Xun came on to talk about how they approached the project and what some of the steps were:

  1. Developed a joint decision management vision and action plan
    “To improve the speed, precision and consistency of customer risk decisions and to rapidly respond to changing customer data and business and/or economic conditions through the use of advanced decision management technology”.
  2. Collaborated to build and enable a world class team
    Initially a joint team but it had to trend towards a Discover-only team. Took a resource plan, lots of knowledge transfer and mentoring.
  3. Design and implement decision management infrastructure
    Created an enterprise repository for rules and models and built a high performance architecture suitable for Discover’s volumes.
  4. Institutionalized best practices
    Developed and documented best practices and facilitated cross-departmental exchanges.
  5. Built solution based on Fair Isaac’s technology and Discover’s expertise
    First few solutions all contained the key elements – predictive analytics, business rules, adaptive control and data management/integration.
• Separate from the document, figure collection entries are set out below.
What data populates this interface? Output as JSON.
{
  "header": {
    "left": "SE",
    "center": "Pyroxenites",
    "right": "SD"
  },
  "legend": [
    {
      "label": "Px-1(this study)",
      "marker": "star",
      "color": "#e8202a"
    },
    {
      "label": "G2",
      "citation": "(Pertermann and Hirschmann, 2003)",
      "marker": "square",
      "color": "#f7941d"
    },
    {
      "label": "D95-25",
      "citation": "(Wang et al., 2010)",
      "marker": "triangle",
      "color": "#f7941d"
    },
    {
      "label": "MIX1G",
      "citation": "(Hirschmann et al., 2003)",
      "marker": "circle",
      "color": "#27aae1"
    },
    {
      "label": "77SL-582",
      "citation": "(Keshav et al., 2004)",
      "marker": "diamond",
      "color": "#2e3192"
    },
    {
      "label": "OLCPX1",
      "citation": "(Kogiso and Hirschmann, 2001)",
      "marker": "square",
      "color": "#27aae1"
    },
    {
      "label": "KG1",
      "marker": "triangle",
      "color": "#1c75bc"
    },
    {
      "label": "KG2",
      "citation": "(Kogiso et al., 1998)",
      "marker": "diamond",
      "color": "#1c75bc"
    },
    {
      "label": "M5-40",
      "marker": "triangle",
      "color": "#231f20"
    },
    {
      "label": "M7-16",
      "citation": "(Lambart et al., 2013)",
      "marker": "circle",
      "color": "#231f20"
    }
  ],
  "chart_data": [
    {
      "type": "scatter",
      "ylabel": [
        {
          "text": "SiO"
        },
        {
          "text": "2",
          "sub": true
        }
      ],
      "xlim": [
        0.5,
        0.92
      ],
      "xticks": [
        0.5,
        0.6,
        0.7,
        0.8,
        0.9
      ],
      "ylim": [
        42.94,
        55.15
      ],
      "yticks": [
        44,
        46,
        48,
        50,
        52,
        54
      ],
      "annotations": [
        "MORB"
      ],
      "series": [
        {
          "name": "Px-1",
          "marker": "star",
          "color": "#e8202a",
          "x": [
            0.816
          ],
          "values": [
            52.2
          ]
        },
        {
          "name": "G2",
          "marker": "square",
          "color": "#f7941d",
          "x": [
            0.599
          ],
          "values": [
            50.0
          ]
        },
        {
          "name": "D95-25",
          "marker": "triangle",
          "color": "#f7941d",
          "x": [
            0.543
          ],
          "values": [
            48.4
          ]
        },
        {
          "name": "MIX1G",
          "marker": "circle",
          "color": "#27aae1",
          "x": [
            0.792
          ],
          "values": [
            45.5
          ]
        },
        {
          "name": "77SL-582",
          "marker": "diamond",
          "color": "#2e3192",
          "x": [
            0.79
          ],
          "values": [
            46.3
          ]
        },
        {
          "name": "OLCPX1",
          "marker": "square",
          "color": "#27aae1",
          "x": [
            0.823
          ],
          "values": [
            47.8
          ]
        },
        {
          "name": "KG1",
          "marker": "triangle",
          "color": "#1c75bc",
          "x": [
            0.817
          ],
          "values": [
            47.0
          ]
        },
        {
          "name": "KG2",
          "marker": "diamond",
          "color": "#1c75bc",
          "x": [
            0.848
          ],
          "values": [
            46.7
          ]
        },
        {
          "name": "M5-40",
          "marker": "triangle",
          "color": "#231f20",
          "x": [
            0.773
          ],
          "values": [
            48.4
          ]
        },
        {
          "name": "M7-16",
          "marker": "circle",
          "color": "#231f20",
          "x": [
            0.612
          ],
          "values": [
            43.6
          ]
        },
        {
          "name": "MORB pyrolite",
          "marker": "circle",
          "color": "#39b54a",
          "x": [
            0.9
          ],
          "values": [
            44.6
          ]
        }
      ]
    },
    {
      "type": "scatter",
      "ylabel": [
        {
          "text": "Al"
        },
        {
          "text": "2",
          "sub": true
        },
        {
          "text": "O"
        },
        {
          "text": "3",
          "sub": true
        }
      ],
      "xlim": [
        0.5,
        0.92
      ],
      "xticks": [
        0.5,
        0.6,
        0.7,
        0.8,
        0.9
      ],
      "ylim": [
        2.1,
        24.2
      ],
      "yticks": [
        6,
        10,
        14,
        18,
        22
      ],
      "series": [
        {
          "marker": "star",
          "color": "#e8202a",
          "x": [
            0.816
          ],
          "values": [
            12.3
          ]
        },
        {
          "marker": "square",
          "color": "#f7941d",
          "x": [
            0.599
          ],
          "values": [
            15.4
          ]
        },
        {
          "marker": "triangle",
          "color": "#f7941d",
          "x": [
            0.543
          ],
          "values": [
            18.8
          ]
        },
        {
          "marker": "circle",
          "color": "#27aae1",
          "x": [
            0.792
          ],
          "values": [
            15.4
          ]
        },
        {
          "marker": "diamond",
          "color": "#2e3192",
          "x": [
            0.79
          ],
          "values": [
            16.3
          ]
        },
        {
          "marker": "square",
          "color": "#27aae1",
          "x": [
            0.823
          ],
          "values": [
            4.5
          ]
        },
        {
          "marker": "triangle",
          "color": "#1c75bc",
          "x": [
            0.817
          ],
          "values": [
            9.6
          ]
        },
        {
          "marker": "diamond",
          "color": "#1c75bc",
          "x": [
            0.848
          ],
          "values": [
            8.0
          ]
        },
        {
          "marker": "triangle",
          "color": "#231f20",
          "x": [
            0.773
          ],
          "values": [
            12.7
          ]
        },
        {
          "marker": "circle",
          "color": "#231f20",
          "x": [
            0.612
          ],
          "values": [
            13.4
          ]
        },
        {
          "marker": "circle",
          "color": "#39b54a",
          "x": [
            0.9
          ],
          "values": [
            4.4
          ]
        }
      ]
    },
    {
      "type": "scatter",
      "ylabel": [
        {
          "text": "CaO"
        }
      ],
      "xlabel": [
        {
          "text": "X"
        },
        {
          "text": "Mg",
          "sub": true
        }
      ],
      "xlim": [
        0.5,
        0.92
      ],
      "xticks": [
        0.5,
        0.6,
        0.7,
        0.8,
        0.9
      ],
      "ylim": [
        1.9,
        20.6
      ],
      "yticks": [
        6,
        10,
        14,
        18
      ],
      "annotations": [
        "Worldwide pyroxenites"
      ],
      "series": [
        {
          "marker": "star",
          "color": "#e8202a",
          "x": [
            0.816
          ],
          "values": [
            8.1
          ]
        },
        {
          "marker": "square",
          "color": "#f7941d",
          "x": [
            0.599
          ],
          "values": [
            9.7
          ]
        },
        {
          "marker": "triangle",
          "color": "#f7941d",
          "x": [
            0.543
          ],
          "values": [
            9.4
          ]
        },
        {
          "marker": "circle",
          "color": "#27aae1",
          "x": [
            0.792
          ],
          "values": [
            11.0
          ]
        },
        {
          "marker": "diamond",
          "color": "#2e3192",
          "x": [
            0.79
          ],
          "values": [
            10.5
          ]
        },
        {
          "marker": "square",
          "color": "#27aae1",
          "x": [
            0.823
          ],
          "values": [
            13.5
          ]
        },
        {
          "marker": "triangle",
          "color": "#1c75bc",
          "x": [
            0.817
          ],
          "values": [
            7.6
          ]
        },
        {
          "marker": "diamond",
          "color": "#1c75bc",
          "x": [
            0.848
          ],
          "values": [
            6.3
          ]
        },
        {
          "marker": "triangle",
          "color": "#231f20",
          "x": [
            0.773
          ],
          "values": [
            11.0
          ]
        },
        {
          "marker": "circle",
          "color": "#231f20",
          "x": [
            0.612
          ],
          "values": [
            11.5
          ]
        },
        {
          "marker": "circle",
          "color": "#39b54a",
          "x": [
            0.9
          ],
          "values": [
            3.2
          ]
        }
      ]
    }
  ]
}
Dave wrapped up with some results. First application was in 2006 (Discover started partnering with Fair Isaac over this decision management platform some years ago and was one of the first to implement enterprise decision management or even talk about it) and use has exploded since then. Discover has developed a strong in house competency and now automate millions of customer decisions per day across the customer lifecycle. Tracking against their goals:

  • Leveraged Advanced Analytics
    10 new decision management applications (2 online, 8 batch) and more than 100 model scores introduced in these applications. Now doing customer analytics, not just account level, and can now pick rules/models/strategies as needed for each application.
  • Increased Business Agility
    600 TPS was the online SLA and has been exceeded comfortably and thousands of TPS in batch. Zero downtime and no transaction timeouts in online transactions. Can now tune and redeploy rules very rapidly

Mark listed the huge array of decisions, both batch and online, that Discover is now managing – very impressive. All these store the results of decisions in a data warehouse that itself feeds the analytics and so closes the loop.

Some lessons learned:

  • Data infrastructure really important
    Combined analytic and production data so not separate feeds.
  • Competing priorities become an issue when enterprise-wide
  • Simulation environment very important prior to production
  • Plan for ongoing architecture expansion
  • Properly trained resources are important
  • Senior management commitment needed

Discover is, in many ways, a poster child for enterprise decision management. Very impressive.